Purpose of the Oil Deregulation Law

Also known as the Downstream Oil Industry Deregulation Act, the committee empowered the measure. However, it’s “subject to form and style.” The introduced stipulation aims to regulate the minimum reserve for petroleum products. Its purpose is to monitor supply security and divide petroleum costs.

“Unbundling the retail price of domestic petroleum product does not run counter to the principle of deregulation, and is, in fact, a tool to ensure its effectivity. “Thus, the DOE (Department of Energy) must be mandated and capacitated to monitor the unbundled retail prices,” said Marikina City Rep. Stella Luz Quimbo.

She added that the measure would prevent companies from adjusting their pump prices unlawfully. They based it on the Mean of Platts Singapore’s (MOPS) weekly changes. It could be likewise established on the average daily trading transactions of diesel and gasoline.

The Singapore-based market wire service Standard and Poor’s Platts evaluates and summarizes the said transactions. Besides, it mustn’t be the presumption of price monitoring in the Philippines. Quimbo is also one of the authors of the legislation.

Earlier, the Palace conferred with Congress to review the Oil Deregulation Law. It’s a part of the government’s medium-term feedback to the Russia-Ukraine crisis.

Reduction of Excise Tax on Fuel Products

The Fuel Crisis Ad Hoc Committee highly suggested the endorsement of House Bill 10488 to the House of Representatives. The statute seeks to reduce the excise tax on fuel products.

Unquestionably, it will terminate TRAIN Law excise tax rates if the crude oil price exceeds $80. At the same time, it will return the same when it drops down to $65. The bill that amends the Oil Deregulation Law could quickly handle the country’s issues with increasing petroleum products.

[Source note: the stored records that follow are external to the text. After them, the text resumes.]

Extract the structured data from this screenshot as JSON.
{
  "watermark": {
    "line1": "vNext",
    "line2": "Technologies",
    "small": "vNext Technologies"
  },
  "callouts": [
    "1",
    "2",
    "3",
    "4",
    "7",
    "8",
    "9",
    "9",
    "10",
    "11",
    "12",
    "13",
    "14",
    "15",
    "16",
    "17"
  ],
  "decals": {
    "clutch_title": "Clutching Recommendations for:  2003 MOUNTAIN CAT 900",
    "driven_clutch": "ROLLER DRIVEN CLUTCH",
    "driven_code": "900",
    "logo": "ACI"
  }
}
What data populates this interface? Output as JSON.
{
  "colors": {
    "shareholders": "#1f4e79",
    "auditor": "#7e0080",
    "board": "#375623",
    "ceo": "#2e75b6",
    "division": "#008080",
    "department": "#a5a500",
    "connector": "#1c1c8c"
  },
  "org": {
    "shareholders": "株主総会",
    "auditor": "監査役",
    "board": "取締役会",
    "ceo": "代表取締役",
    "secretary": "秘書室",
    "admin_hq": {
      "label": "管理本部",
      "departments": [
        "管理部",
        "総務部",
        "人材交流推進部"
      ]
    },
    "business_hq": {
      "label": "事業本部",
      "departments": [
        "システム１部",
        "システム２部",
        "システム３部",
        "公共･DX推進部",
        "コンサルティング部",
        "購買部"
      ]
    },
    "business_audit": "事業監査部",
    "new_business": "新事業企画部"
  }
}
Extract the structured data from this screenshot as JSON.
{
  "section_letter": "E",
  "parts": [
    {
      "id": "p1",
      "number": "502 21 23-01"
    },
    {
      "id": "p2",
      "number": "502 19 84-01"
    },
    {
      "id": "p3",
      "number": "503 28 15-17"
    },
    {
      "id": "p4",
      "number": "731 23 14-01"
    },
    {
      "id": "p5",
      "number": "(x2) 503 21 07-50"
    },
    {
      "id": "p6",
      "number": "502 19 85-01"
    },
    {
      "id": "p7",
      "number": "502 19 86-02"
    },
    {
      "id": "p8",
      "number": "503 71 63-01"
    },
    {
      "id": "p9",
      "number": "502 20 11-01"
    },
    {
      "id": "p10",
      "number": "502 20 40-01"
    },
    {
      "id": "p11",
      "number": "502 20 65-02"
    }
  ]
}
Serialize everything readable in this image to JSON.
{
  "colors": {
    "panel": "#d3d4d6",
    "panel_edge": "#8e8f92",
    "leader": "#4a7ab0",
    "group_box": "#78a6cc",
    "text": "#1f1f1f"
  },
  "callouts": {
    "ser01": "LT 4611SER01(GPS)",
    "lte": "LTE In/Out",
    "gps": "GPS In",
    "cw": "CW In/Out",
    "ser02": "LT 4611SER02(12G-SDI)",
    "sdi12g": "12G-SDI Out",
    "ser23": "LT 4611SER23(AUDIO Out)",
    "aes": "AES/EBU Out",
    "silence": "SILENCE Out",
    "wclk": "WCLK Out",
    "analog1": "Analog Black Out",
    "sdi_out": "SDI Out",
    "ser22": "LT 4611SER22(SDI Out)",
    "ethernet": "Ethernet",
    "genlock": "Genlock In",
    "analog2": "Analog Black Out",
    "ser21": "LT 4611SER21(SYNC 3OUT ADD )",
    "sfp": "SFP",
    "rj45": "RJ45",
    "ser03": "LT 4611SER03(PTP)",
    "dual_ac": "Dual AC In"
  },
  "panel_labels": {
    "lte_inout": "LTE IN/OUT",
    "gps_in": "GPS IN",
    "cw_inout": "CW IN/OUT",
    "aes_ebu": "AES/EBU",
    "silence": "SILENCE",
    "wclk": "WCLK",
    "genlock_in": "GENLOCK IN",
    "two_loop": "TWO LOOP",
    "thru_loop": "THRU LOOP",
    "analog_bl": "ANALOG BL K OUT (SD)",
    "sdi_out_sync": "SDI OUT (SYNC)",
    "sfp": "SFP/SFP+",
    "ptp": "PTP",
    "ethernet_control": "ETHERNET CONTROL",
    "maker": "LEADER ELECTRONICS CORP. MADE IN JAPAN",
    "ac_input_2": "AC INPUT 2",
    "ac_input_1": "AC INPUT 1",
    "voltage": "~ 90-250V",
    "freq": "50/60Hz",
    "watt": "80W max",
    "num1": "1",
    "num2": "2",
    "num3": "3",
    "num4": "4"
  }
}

“Our country is facing a serious energy crisis as oil prices have steadily increased for the past ten weeks. The year-to-date price adjustments for gasoline, diesel, kerosene and LPG stand at net increments of P20.25 per liter, P20.55 per liter, P17.58 per liter, and P12.05 per kilogram, respectively,” said the committee.

Government-Owned Strategic Petroleum Reserve

The worldwide market is experiencing wavering oil prices. The Independent Philippine Petroleum Companies Association (IPPCA) considers initiating government-owned strategic petroleum reserves. According to the organization, it is one of the long-term solutions to tackle the unpredictable oil prices.

“It’s strategic to store crude because you don’t need to dispose (of) it immediately, unlike diesel or gasoline,” said IPPCA chair Fernando Martinez.

He said in a Senate Energy Committee hearing that the supply facility should store crude. It’s because crude is safer to store than diesel or gasoline. The industry seeks the government’s help to convert lands in Bataan and Batangas for strategic reserve facilities since both provinces have ports.

Moreover, Martinez outlined a recommendation for the central bank to put Philippine reserves not only in gold or dollars. He’s also suggesting putting reserves in “black gold” or petroleum.

According to IPPCA, oil players are now investing ₱15 billion additional capital. They will import the same output of petroleum products regardless of the skyrocketing world market prices. He added that oil companies would shoulder all the losses when the price drops after doubling their stocks. Rather than holding off the excise tax after three months of a surge in oil prices, he suggested the suspension be after a month.